A SWINGERS’ club promoting sex orgies has been condemned as “the last thing Sunderland needs” after announcing plans to open in the city.
Secrets, which boasts a “Greedy Girls’ night” as part of its programme, is preparing to launch with its first party in the city centre later this month.
The club claims to “encourage swinging in every way, shape and form”.
Whilst brothels are illegal, there is no suggestion sex is being sold at Secrets, which is why it is not breaking the law.
Swinging, whereby couples swap sexual partners, is legal and clubs may not need a special council licence.
But today church leaders expressed their concern about the development.
Father Chris Jackson, parish priest of Our Lady Queen of Peace Catholic Church, in Penshaw, said: “Our society is broken, sick. That’s what people said after the riots.

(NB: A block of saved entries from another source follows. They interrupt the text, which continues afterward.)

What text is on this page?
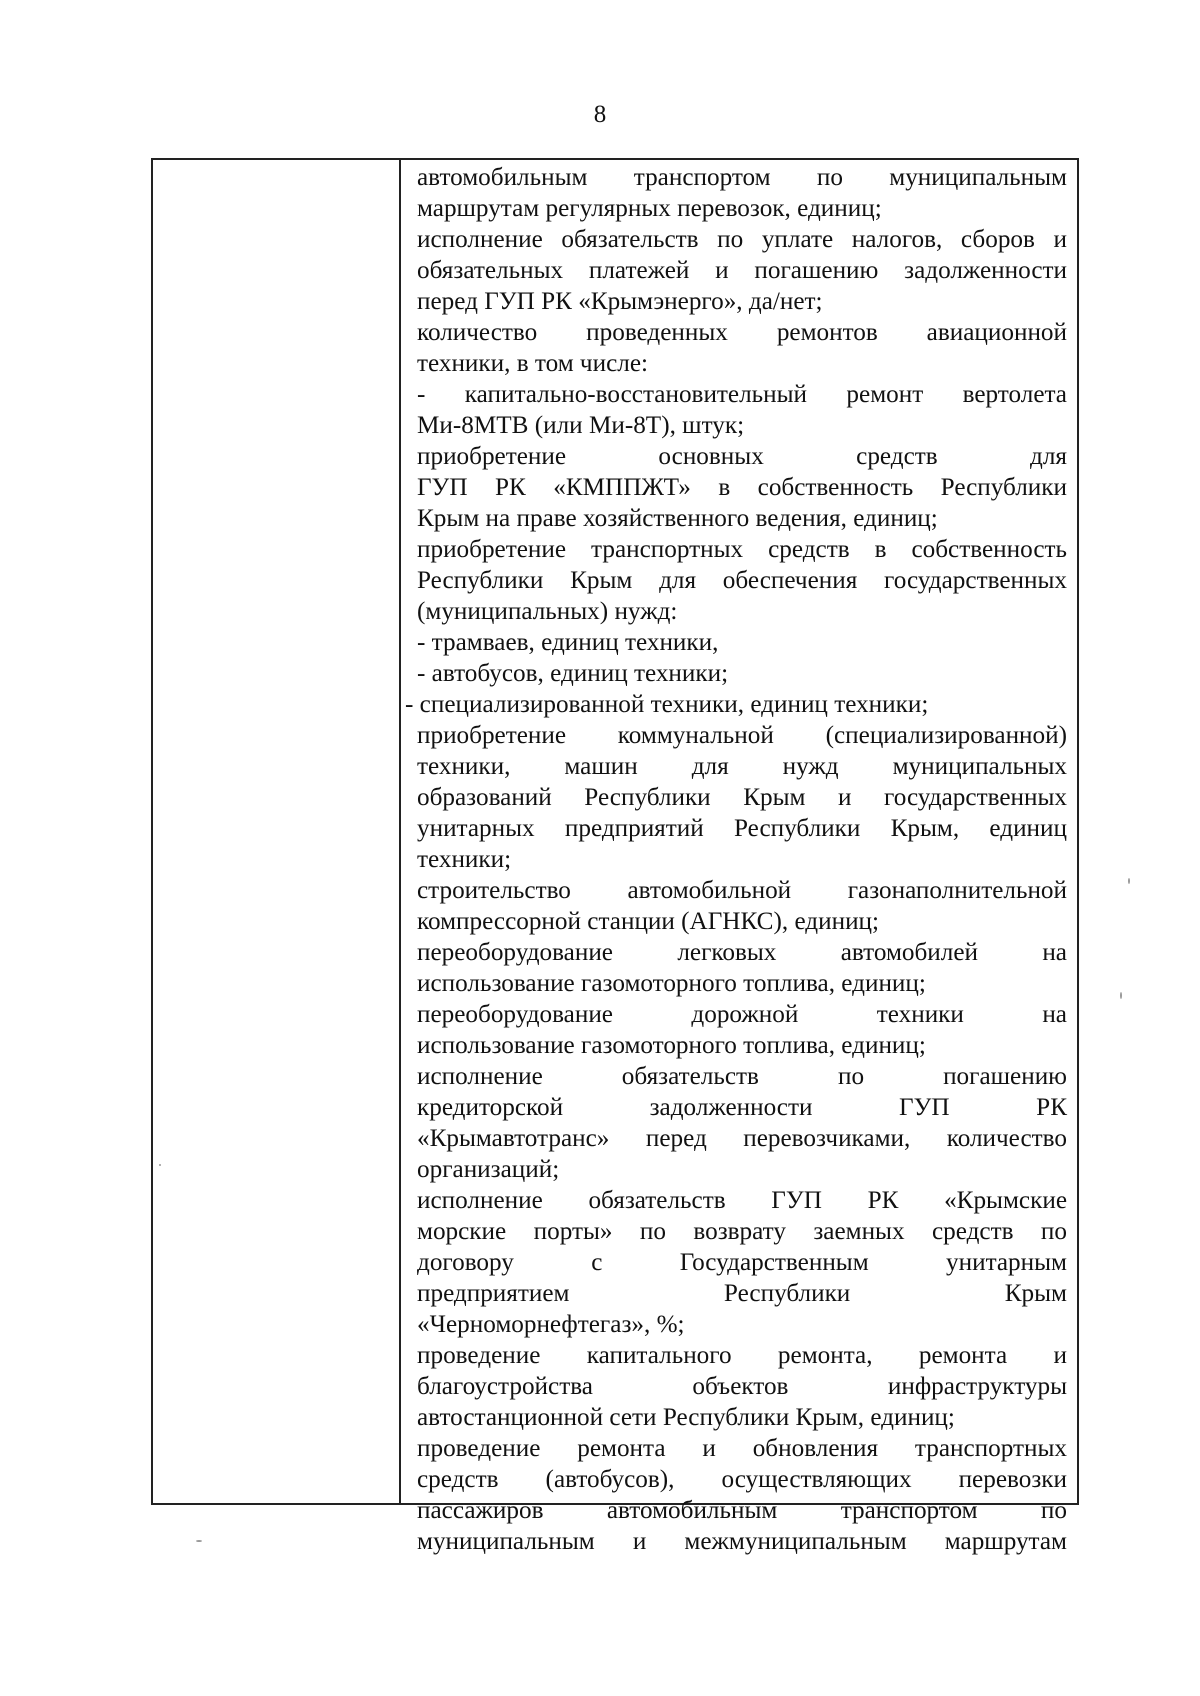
8
автомобильным транспортом по муниципальным
маршрутам регулярных перевозок, единиц;
исполнение обязательств по уплате налогов, сборов и
обязательных платежей и погашению задолженности
перед ГУП РК «Крымэнерго», да/нет;
количество проведенных ремонтов авиационной
техники, в том числе:
- капитально-восстановительный ремонт вертолета
Ми-8МТВ (или Ми-8Т), штук;
приобретение основных средств для
ГУП РК «КМППЖТ» в собственность Республики
Крым на праве хозяйственного ведения, единиц;
приобретение транспортных средств в собственность
Республики Крым для обеспечения государственных
(муниципальных) нужд:
- трамваев, единиц техники,
- автобусов, единиц техники;
- специализированной техники, единиц техники;
приобретение коммунальной (специализированной)
техники, машин для нужд муниципальных
образований Республики Крым и государственных
унитарных предприятий Республики Крым, единиц
техники;
строительство автомобильной газонаполнительной
компрессорной станции (АГНКС), единиц;
переоборудование легковых автомобилей на
использование газомоторного топлива, единиц;
переоборудование дорожной техники на
использование газомоторного топлива, единиц;
исполнение обязательств по погашению
кредиторской задолженности ГУП РК
«Крымавтотранс» перед перевозчиками, количество
организаций;
исполнение обязательств ГУП РК «Крымские
морские порты» по возврату заемных средств по
договору с Государственным унитарным
предприятием Республики Крым
«Черноморнефтегаз», %;
проведение капитального ремонта, ремонта и
благоустройства объектов инфраструктуры
автостанционной сети Республики Крым, единиц;
проведение ремонта и обновления транспортных
средств (автобусов), осуществляющих перевозки
пассажиров автомобильным транспортом по
муниципальным и межмуниципальным маршрутам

“To mend and heal society we need to find ways of making families stronger.
“That’s why a ‘swingers’ club’ is the last thing Sunderland needs.
“You can kid yourself that this is just a bit of fun for consenting adults. There lies the danger – sex is one of God’s good gifts to us in marriage.
“Making it trivial or using it to make money is part of the attack on marriage and family life.”
People interested in attending the swinging sessions must be over 21 and can take part in specially arranged nights on Wednesdays, Fridays and Saturdays.
Club rules include a ban on drug use and cameras.
Members must also practice consensual and safe sex at its “fun, sexy and discreet” parties.
Single men are charged up to £30, while fees for couples and single girls range from £20 to free admission.
Organisers are keeping the exact location of the venue under wraps until the day of its launch on September 30.
A spokesman for the business told the Echo: “We picked Sunderland after two years of searching for the most sympathetic area we could find.
“Keeping the venue away from densely populated areas, so as to not cause any disruption to our neighbours, was high on our list.
“Sunderland has already had a club of this kind in the past which ran very successfully for five years without incident, making it the best area to hold these events.
“Also, we will be bringing a much needed boost to the local economy in these hard times.
“We take pride in the fact that we will make sure all people attending have photo ID to make sure they are over 21 and will not be serving alcohol just soft drinks at our venue .
“We have in one way or another been involved in the adult entertainment business for over 10 years and have not had any complaints or trouble with the police. We do not break the law, we try to work with it.
“Like other clubs in the area, we will be conducting our business as discretely and professionally as possible to avoid antagonising the residents of Sunderland.”
Les Clark, head of street scene at Sunderland Council, said: “The club would need a licence under the Licensing Act 2003 if the operators sell alcohol or provide recorded music and facilities for dancing, such as a dance floor.
“Separately, depending on how the club is operated, it may also need to be licensed as a Sexual Entertainment Venue under the Local Government Miscellaneous Provisions Act 1982.
“The city council will consider the applicability of the legislation to the premises and act accordingly.”